Several years ago I read something which completely changed who I am as a parent. I was introduced to works of the poet Pattiann Rogers and the below poem tugged at my heartstrings. In an anthology of her work she acknowledged her sons: "who have been perfect in every way, enriching and broadening my life, never ceasing to fill me with wonder and amazement and pride,...".
What I took away from that was that my children have always been, always are, and always will be perfect in each moment. That doesn't mean I'll love their every behavior, nor that I don't expect change and growth, but at each moment they are exactly where they need to be, even even when they infuriate me most! That shift in viewpoint took the burden of approving of or even liking every moment. As a result I grew in patience and tolerance allowing them to "be" themselves--all I really need to do is steward them, to hold space for them as a safe container.

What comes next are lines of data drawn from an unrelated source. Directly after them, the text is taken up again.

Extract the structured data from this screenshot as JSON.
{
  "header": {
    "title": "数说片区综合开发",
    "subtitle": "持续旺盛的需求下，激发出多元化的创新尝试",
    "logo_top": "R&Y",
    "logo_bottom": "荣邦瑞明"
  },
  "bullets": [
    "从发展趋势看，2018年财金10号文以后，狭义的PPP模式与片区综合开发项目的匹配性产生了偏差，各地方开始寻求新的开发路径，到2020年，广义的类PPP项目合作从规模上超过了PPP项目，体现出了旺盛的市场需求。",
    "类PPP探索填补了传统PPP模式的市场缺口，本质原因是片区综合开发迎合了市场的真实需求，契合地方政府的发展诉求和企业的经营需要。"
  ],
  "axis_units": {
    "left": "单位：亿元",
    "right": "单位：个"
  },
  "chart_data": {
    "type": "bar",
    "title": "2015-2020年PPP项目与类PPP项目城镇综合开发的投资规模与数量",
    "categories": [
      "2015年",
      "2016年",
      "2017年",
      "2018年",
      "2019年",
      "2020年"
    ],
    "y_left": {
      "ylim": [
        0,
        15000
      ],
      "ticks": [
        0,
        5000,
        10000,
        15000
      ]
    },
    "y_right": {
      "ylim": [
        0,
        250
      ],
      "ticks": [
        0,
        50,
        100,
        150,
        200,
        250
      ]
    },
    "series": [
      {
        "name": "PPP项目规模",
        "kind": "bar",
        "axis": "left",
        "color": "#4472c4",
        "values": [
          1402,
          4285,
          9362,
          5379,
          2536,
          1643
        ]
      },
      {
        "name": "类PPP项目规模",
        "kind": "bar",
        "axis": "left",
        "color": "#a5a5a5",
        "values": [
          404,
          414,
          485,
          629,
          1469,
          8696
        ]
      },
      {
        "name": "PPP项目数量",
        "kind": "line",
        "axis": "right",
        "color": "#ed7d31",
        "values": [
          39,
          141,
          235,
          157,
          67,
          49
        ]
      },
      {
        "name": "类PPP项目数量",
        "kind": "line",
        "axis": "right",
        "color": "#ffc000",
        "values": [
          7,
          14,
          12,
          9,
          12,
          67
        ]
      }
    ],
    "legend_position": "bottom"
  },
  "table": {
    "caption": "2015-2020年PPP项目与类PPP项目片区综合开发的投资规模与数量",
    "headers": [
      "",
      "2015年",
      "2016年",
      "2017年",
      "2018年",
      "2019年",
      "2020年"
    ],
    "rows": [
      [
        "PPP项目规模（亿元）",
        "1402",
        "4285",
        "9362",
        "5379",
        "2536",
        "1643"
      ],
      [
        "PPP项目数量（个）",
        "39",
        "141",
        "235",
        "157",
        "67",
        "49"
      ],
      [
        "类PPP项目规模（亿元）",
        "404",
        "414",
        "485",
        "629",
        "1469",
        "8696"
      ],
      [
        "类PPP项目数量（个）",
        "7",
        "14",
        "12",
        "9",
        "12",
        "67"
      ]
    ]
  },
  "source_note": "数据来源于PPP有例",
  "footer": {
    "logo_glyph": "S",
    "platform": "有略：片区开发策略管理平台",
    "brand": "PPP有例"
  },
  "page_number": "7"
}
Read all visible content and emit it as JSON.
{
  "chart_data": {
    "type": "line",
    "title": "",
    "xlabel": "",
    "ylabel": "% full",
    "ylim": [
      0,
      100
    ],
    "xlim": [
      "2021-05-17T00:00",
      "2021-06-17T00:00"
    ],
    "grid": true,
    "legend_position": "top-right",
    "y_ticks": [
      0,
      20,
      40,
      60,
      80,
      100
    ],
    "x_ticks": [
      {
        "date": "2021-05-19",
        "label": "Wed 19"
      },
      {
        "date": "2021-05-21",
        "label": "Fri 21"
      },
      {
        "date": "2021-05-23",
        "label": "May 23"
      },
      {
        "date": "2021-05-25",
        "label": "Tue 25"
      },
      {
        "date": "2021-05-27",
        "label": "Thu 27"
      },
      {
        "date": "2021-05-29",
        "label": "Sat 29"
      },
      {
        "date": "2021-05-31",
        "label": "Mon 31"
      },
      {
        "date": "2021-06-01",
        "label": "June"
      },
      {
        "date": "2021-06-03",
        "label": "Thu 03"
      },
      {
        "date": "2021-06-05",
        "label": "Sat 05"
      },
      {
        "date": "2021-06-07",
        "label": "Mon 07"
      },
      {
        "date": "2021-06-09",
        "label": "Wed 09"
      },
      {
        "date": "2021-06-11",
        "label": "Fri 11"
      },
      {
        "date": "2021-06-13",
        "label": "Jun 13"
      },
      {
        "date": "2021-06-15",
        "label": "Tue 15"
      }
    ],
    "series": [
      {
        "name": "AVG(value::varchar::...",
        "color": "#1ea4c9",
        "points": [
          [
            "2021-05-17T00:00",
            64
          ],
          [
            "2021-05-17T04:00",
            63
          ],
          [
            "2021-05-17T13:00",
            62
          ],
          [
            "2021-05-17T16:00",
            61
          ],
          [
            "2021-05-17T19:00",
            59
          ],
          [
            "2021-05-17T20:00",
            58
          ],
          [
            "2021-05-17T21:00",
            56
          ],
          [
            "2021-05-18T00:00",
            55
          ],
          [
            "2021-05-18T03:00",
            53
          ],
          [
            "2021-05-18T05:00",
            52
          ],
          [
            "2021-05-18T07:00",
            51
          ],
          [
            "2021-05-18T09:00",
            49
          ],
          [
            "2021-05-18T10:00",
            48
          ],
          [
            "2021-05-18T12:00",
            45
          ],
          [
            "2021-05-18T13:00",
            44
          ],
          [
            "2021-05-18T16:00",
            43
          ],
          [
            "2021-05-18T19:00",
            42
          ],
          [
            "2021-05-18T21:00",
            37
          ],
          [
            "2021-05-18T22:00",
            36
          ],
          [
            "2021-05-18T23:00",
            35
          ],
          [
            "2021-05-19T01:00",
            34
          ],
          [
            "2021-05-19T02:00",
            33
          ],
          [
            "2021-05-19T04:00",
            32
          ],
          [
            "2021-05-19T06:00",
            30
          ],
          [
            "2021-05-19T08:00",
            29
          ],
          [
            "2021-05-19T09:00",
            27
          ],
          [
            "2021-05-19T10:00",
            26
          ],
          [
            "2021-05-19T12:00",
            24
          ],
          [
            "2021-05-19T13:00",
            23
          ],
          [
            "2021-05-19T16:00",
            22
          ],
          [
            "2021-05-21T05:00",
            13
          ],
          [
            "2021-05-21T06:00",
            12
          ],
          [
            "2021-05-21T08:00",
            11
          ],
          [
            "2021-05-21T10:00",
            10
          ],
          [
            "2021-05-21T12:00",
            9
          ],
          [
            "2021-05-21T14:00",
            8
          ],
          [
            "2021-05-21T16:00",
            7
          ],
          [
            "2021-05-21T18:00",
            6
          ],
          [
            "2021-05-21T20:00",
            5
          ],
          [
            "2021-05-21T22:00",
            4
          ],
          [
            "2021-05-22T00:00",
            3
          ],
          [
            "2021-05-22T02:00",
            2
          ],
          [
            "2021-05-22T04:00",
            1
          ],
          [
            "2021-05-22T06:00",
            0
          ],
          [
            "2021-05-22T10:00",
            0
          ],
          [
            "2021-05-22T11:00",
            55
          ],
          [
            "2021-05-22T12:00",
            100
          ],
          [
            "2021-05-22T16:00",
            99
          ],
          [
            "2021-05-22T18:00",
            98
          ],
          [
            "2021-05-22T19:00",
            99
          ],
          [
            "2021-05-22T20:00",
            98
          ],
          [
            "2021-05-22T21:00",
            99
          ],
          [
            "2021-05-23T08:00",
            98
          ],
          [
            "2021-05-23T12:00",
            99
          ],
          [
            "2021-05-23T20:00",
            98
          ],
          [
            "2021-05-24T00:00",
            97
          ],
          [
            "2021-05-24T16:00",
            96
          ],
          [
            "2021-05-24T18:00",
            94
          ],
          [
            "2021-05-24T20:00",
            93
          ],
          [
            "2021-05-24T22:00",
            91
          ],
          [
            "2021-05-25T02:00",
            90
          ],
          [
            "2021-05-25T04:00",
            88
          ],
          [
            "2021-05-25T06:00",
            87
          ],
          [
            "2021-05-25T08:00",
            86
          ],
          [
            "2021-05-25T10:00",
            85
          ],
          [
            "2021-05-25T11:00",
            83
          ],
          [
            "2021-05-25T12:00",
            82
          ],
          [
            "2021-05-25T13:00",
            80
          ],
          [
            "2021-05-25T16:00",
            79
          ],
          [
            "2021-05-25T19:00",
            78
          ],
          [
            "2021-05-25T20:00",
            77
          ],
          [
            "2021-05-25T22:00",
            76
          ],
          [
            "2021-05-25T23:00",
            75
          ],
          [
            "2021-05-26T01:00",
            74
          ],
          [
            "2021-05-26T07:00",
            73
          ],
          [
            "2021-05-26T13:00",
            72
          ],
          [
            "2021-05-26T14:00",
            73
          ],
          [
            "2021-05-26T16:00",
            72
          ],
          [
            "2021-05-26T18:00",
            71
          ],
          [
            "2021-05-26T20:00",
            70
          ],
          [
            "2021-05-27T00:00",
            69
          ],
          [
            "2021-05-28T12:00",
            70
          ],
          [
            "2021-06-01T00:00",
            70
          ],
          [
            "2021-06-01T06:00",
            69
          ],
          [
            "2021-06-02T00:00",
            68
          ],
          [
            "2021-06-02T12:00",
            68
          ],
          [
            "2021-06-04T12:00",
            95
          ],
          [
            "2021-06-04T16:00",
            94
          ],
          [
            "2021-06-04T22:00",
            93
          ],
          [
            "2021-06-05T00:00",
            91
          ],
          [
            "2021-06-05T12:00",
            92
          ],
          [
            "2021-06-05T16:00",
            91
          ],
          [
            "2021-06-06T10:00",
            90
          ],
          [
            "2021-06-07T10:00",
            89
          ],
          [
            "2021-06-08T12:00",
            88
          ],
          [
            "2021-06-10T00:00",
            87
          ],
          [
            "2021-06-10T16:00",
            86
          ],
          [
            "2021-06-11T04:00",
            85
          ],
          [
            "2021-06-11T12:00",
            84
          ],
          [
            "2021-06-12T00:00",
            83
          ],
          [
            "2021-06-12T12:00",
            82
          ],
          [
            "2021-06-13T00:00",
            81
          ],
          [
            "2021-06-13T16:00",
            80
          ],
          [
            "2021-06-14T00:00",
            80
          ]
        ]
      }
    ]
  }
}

This shift continues to inform my parenting and even how I treat myself and others. I hope it might be useful to some of you, and that you'll enjoy the below work of brilliance.
Intermediary
For John A. and Arthur
By Pattiann Rogers
This is what I ask: that if they must be taken
They be taken like the threads of the cotton grass
Are taken by the summer wind, excited and dizzy
And safe, flying inside their own seeds;
And if they must be lost that they be lost
Like leaves of the water starwort
Are lost, submerged and rising over and over
In the slow-rooted current by the bank.
I ask that they always be found
With the same sure and easy touch
The early morning stillness uses to find itself
In needles of dew on each hyssop in the ditch.
And may they see everything the boatman bug,
Shining inside its bubble of air, sees
Through silver skin in the pond-bottom mud,
And may they be obliged in the same way the orb snail,
Sucking on sedges in shallow water, is obliged.
And may they be promised everything a single blade
Of sweet flag, kept by the grip of the elmid
On its stem, kept by the surrounding call
Of the cinnamon teal, kept by its line
In the marsh-filled sky, is promised.
Outloud, in public and in writing, I ask again
That solace come to them like sun comes
To the egg of the longspur, penetrating the shell,
Settling warmth inside the potential heart
And beginnings of bone. And I ask that they remember
Their grace in the same way the fetal bird remembers light
Inside the blackness of its gathering skull inside
The cave of its egg.
And with the same attention a streamer of ice
Moving with the moon commands, with the same decision
The grassland plovers declare as they rise
From the hayfields into the evening sky,
I ask that these pleas of mine arrest the notice
Of all those angels already possessing a lasting love
For fine and dauntless boys like mine.